Assalto. Cinco mascarados com armas pesadas. Piada sem graça. Acho que desmaiei, pois me recobrei no momento em que era amparado por dois homens, em direção aos fundos. Os caras recolheram relógios, celulares e carteira de todos. Menos de mim; pularam-me, esqueceram-me – porém, ainda atordoado, nem notei. Os fatos se precipitaram a minha volta, não assimilei gravidade alguma. A polícia cercou, corre-corre, tiroteio e um cadáver na calçada. Encerrada a confusão, um capitão entrou no recinto com a frase mais evidente dessa história: ninguém sai da padaria! Eu não entendi por que minha boca articulou: pode me prender, eu estou por trás de tudo isso... anda... está esperando o quê? Era um delírio, é claro, mas hoje me parece que havia uma perspicácia por trás do repente; eu ali intuí que ser preso significaria escapar do lugar. Mas, na verdade, a minha reação tinha a inocência de um doido. Soube depois que um dos bandidos estaria imiscuído entre nós. O gerente nervoso (perdeu a pose de treinamento) comentou com o oficial que eu era de fato suspeito, que já vinha arrumando confusão, que zanzava havia tempo pra lá e pra cá, e escutara também uma estranha conversa no celular, em que eu dizia algo como tem câmeras, vai aparecer na televisão... Três ou quatro se exaltaram ao constatarem que eu fora o único preservado do roubo. Uma das mocinhas horrorosas das caixas também tinha ouvido de mim, em outra ligação, algo como não posso falar, agora não... Intercedi: pois então: me levem! O que estão esperando...?

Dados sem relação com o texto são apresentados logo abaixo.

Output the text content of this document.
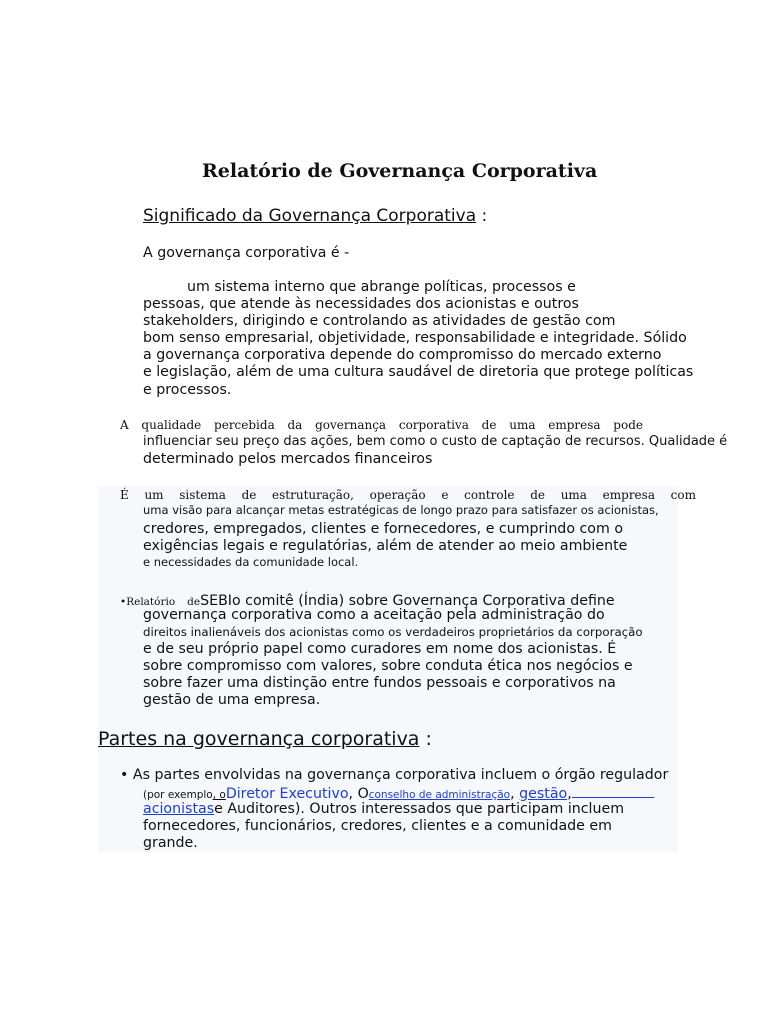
Relatório de Governança Corporativa
Significado da Governança Corporativa :
A governança corporativa é -
um sistema interno que abrange políticas, processos e
pessoas, que atende às necessidades dos acionistas e outros
stakeholders, dirigindo e controlando as atividades de gestão com
bom senso empresarial, objetividade, responsabilidade e integridade. Sólido
a governança corporativa depende do compromisso do mercado externo
e legislação, além de uma cultura saudável de diretoria que protege políticas
e processos.
A qualidade percebida da governança corporativa de uma empresa pode
influenciar seu preço das ações, bem como o custo de captação de recursos. Qualidade é
determinado pelos mercados financeiros
É um sistema de estruturação, operação e controle de uma empresa com
uma visão para alcançar metas estratégicas de longo prazo para satisfazer os acionistas,
credores, empregados, clientes e fornecedores, e cumprindo com o
exigências legais e regulatórias, além de atender ao meio ambiente
e necessidades da comunidade local.
•Relatório deSEBIo comitê (Índia) sobre Governança Corporativa define
governança corporativa como a aceitação pela administração do
direitos inalienáveis dos acionistas como os verdadeiros proprietários da corporação
e de seu próprio papel como curadores em nome dos acionistas. É
sobre compromisso com valores, sobre conduta ética nos negócios e
sobre fazer uma distinção entre fundos pessoais e corporativos na
gestão de uma empresa.
Partes na governança corporativa :
• As partes envolvidas na governança corporativa incluem o órgão regulador
(por exemplo, oDiretor Executivo, Oconselho de administração, gestão,
acionistase Auditores). Outros interessados que participam incluem
fornecedores, funcionários, credores, clientes e a comunidade em
grande.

Desses detalhes recordou mais tarde o delegado, ao se desculpar com meu filho pela detenção, depois do mal-entendido ter se esclarecido e eu recobrado a razão – se for adequada a palavra razão, tendo em vista os ataques de beijos e abraços que desferi em vários espantados investigadores que passavam à minha frente na delegacia, alvoroçado como estava com a minha libertação.